Blogs and text messages spread call to violence

PARIS The banners and bullhorns of protest are being replaced in volatile French neighborhoods by mobile phone messages and Skyblog, a Web site hosting messages inflammatory enough to prompt three criminal prosecutions this week.

Police officials are saying that youths have coordinated local arson attacks using mobile phone messages, and have arrested three people for comments on the online diaries known as blogs that are hosted by Skyblog. The site belongs to the nationwide radio station Skyrock, which has four million listeners daily and claims the largest audience of any radio station among 13-to-24-year-olds.

The Skyblog site says that it hosts more than three million blogs, with new ones coming online at a pace of 20,000 a day, and is possibly the most popular meeting point for French youths on the Internet.

Those prosecuted for inciting violence in their postings this week included a 14-year-old from Aix-en-Provence who called on rioters to attack police stations, according to Justice Minister Pascal Clément.

Blog entries of those arrested also included ones calling on youths in the Paris region to rise up at once in a coordinated attack. "Unite, Ile-de-France, and burn the cops," one of the postings said, according to Agence France-Presse. "Go to the nearest police station and burn it."

Another message called on youths in housing projects to start arson attacks between 9:30 p.m. and 10 p.m. on Friday.

Under French law, such calls to violence can result in sentences of one to seven years in prison.

Judicial officials said the three youths arrested did not know one another, but had all used Skyblog to send out their message.

Speaking during a press conference on Monday, the director general of the police, Michel Gaudin, condemned some blog entries as "real calls to violence."

Through blog entries, he added, the police have been able to watch development of a competition between housing projects to produce the most violence and damage.

Following the arrests, a spokesman for Skyrock issued a statement that the station would block any blog content deemed too inflammatory. "Whatever you do, I do not want you to use my name," the spokesman added. "You can imagine from what is happening in the suburbs that if someone finds out that we deleted their blog, it could mean a bullet in the head."

Censorship of Skyblog became severe enough by Tuesday afternoon to become a major topic of conversation on the most popular blogs. Postings on a memorial blog that features photos of the youths whose deaths inspired the unrest, bouna93.skyblog.com, emphasized the need for polite postings.

"I am sorry about your comments that disappeared," the host, operating under the name Bouna93, said. "This blog was created as a homage to our friends Bouna and Zied and not to insult them or others."

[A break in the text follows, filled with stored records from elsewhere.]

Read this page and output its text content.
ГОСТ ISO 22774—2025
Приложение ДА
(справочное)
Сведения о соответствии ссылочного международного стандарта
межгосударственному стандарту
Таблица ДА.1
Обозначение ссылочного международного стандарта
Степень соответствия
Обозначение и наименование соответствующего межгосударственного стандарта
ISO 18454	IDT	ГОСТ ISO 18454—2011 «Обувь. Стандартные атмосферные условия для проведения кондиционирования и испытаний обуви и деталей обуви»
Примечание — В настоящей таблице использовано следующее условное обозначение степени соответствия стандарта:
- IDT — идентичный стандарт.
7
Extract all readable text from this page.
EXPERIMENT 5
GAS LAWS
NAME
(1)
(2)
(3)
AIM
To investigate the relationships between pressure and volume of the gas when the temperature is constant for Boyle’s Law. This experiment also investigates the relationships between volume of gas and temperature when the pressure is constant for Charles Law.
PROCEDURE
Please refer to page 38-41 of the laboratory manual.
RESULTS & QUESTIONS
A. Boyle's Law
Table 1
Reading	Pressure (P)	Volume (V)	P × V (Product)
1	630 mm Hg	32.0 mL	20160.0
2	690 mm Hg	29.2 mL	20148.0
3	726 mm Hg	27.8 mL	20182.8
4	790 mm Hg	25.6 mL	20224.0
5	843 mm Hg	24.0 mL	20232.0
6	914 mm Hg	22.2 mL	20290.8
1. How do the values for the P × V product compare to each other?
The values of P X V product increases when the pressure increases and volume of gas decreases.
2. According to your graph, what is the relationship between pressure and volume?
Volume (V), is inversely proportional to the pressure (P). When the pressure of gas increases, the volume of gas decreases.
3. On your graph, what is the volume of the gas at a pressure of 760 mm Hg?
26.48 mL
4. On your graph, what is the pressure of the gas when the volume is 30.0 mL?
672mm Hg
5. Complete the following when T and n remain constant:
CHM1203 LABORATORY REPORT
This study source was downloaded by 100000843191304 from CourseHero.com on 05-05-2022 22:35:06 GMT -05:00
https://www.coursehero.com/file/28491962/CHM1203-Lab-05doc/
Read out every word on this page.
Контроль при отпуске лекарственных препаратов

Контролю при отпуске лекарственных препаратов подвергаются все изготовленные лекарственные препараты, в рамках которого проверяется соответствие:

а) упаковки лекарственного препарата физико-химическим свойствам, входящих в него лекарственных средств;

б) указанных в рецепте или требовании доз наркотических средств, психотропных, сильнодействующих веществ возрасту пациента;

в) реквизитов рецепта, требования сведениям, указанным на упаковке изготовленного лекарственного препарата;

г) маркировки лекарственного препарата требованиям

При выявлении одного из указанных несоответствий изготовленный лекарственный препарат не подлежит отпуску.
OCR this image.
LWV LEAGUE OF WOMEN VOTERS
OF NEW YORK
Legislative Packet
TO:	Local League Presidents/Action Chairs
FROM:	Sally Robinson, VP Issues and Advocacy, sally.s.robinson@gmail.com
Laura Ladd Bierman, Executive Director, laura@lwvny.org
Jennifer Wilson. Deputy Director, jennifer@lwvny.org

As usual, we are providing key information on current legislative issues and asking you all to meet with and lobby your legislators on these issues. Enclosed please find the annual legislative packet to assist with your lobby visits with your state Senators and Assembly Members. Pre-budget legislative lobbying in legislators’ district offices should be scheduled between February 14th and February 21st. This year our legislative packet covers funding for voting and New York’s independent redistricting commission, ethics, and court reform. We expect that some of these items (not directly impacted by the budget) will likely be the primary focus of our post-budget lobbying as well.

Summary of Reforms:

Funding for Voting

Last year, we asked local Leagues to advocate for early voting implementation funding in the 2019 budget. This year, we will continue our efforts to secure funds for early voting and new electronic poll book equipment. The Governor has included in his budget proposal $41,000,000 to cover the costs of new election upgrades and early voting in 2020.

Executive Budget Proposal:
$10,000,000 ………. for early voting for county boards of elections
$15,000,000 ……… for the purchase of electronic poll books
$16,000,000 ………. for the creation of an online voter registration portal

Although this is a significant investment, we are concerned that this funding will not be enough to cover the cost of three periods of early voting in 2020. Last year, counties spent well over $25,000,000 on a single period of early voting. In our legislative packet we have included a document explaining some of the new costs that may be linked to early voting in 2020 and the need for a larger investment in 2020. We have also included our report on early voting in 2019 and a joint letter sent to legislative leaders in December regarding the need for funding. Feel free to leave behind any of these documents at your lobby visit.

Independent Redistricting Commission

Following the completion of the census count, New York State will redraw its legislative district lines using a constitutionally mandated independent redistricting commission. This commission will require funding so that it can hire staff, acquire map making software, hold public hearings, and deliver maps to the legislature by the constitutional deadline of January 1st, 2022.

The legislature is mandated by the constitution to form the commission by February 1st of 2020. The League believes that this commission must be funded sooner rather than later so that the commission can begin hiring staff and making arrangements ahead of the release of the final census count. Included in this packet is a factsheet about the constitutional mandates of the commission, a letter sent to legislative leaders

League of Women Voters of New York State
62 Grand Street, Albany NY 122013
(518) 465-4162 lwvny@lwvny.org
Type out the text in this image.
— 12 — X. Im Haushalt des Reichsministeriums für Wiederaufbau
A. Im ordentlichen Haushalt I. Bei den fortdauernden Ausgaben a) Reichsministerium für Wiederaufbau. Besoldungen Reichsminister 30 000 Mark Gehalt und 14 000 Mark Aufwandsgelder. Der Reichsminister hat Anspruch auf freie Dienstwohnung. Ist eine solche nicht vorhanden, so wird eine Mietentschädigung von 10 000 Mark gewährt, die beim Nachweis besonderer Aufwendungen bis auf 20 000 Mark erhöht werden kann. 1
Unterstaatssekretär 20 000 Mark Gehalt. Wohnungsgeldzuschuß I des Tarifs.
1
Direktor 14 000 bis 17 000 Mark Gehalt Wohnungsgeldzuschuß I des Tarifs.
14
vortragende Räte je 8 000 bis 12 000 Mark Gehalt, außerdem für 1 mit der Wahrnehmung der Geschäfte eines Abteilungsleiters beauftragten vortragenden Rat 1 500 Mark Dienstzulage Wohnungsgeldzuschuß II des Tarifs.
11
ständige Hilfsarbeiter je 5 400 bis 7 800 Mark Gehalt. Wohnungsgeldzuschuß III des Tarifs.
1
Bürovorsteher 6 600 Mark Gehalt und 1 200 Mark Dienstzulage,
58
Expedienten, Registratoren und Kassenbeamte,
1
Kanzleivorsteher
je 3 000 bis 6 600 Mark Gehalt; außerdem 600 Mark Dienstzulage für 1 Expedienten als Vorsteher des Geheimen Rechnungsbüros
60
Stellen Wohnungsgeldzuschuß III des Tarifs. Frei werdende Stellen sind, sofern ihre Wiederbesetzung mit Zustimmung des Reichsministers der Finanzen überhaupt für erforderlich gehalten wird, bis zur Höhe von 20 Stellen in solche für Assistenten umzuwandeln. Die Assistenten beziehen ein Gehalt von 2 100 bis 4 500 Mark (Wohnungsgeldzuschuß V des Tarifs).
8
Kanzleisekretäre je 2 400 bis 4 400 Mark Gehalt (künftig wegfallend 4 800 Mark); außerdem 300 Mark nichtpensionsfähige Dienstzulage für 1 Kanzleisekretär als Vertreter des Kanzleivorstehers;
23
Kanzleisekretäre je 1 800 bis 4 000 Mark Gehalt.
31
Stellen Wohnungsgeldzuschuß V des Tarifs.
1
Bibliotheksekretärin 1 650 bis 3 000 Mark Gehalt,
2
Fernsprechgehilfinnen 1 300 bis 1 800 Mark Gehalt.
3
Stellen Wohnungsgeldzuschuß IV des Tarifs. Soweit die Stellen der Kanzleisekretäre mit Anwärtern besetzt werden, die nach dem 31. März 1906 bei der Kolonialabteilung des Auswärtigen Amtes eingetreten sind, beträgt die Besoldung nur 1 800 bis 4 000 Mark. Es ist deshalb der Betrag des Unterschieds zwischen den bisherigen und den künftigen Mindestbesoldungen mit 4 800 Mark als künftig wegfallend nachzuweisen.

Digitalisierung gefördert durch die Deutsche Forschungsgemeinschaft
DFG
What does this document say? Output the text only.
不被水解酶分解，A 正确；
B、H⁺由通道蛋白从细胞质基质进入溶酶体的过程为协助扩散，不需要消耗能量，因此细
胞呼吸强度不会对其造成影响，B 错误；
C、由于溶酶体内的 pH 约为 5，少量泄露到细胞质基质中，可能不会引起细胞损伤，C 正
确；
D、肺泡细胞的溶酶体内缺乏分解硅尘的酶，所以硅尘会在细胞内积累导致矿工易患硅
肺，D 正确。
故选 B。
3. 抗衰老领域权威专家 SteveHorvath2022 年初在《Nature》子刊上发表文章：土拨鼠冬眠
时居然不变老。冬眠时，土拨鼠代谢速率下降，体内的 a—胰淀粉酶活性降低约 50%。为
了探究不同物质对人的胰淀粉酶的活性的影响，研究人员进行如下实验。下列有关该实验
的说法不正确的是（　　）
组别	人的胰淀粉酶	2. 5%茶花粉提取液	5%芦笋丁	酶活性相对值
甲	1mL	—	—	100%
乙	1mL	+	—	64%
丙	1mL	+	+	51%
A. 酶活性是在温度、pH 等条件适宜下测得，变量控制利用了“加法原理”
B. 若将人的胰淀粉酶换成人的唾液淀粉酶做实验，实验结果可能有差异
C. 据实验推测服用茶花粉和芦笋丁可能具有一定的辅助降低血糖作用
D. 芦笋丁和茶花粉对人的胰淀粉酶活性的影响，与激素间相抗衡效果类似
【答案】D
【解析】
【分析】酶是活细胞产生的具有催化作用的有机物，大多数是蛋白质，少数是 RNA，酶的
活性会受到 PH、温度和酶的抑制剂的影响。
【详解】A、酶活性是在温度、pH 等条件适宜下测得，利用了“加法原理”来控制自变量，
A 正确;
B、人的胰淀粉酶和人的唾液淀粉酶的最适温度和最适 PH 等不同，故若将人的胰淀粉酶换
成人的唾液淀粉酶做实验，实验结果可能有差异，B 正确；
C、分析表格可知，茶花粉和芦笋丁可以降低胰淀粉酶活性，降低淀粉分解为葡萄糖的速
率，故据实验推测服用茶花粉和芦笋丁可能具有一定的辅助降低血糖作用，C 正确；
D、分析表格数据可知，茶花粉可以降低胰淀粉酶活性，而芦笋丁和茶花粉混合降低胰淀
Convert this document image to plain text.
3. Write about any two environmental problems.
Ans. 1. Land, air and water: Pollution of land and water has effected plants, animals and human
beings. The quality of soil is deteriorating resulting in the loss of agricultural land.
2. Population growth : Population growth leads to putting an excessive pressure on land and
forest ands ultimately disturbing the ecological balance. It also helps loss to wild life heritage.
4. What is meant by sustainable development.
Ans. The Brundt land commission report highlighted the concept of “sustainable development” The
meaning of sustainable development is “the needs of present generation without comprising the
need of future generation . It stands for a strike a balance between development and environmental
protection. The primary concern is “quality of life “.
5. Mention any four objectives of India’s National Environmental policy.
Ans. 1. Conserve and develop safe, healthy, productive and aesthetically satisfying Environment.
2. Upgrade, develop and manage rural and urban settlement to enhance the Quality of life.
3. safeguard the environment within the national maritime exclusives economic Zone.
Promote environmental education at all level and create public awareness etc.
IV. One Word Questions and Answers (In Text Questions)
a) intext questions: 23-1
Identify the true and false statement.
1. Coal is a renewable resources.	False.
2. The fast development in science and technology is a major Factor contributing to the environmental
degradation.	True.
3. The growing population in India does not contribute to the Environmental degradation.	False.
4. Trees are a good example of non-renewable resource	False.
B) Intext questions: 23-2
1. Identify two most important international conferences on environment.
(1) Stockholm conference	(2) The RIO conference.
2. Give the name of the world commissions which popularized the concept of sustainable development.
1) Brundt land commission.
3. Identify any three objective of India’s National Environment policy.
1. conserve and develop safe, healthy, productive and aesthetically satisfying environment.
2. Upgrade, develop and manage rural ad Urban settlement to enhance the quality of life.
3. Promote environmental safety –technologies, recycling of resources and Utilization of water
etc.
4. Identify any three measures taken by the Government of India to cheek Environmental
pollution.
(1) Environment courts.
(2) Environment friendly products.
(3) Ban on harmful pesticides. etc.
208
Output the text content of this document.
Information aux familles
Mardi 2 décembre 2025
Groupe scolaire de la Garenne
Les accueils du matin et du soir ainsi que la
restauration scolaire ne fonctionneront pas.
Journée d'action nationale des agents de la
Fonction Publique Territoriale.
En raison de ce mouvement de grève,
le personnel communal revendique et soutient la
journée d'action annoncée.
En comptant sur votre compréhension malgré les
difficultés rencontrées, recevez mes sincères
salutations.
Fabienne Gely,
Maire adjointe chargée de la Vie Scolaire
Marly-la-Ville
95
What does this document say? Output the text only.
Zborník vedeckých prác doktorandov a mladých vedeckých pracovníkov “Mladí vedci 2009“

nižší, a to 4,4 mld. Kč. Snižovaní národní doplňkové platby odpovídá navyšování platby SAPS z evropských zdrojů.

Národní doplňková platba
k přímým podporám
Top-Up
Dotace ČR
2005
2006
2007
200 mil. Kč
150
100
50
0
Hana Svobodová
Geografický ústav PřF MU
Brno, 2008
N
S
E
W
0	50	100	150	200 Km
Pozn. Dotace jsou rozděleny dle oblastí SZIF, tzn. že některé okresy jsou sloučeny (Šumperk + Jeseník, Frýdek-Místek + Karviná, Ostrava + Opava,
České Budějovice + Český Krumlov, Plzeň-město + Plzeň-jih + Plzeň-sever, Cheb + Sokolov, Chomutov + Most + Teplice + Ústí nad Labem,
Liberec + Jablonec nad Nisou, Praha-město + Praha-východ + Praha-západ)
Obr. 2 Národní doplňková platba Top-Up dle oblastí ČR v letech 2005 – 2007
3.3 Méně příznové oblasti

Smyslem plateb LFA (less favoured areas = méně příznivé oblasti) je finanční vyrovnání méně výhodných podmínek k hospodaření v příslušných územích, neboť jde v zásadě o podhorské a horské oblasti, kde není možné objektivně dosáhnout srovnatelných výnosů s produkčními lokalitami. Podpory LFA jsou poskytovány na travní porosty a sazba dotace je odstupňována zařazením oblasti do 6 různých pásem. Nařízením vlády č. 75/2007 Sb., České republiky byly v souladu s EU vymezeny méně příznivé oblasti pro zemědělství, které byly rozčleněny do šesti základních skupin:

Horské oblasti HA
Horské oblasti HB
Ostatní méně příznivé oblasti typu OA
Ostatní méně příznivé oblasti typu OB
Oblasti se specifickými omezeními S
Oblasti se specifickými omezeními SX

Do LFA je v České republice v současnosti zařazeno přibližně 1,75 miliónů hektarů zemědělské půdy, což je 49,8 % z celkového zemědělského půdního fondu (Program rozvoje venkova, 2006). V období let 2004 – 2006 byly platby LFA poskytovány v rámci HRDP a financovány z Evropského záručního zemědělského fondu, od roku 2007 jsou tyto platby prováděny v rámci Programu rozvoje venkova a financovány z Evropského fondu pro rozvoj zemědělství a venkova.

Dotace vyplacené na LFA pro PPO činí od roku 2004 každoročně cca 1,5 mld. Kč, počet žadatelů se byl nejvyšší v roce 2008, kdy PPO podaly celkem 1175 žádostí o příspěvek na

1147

Anti-government statements are peppered throughout commentaries on the blog aulnaysousboi01.skyblog.com, which has been keeping an hourly diary of events in the suburbs.

"Sarkozy propaganda must stop," said one unidentified commentary, referring to the interior minister, Nicolas Sarkozy, and many of the well-publicized riot incidents, including the fatal beating of a 61-year-old man by a hooded youth in a Paris suburb. "The old guy killed by the youths had nothing to do with the riots," the commentary said.

A recent speech by the president and founder of the radio station Skyrock, Pierre Belanger, described how he intended to develop a dialogue with and among young people in France.

"We are targeting the first generation to have grown up after the Internet and mobile phone revolutions," Belanger said. "Eighty percent of our listeners have access to Internet and 90 percent own a cellular phone." Rather than traditional-style radio broadcasting, he said, he wanted a conversation with French youth over Internet and SMS messages.

Suburban youths are not the only ones blogging. Éric Raoult, a member of Parliament representing the troubled Seine-Saint-Denis region, has blogged many events, including his decision to place the region under curfew.

"It is unfortunate we have arrived at this point," a person identified as Lionel commented. "How is it that parents did not already make that decision themselves?"

Official Web sites have also been hit by hacking and Google "bombing." For a time over the weekend the French version of Google returned the home page for the French president's political party when users typed in a search for Paris and the words "riot" or "suburb" in French.

The Web site, www.u-m-p.org, features a banner advertisement of Sarkozy, whose hard-line policing tactics are blamed by many in the suburbs as alienating the youth there.

Another Web site taken over by hackers was the municipal Web site of Clichy-sous-Bois, the commune in which the unrest began. An article declaring the town mayor had resigned was posted on the Web site and sent out to all who had signed up for the municipal e-mail newsletter.

A tersely worded press release on the Clichy-sous-Bois site denounces the act as illegal and insists it has no impact on the status of the mayor: "Of course the information was a lie and does not have any legal standing."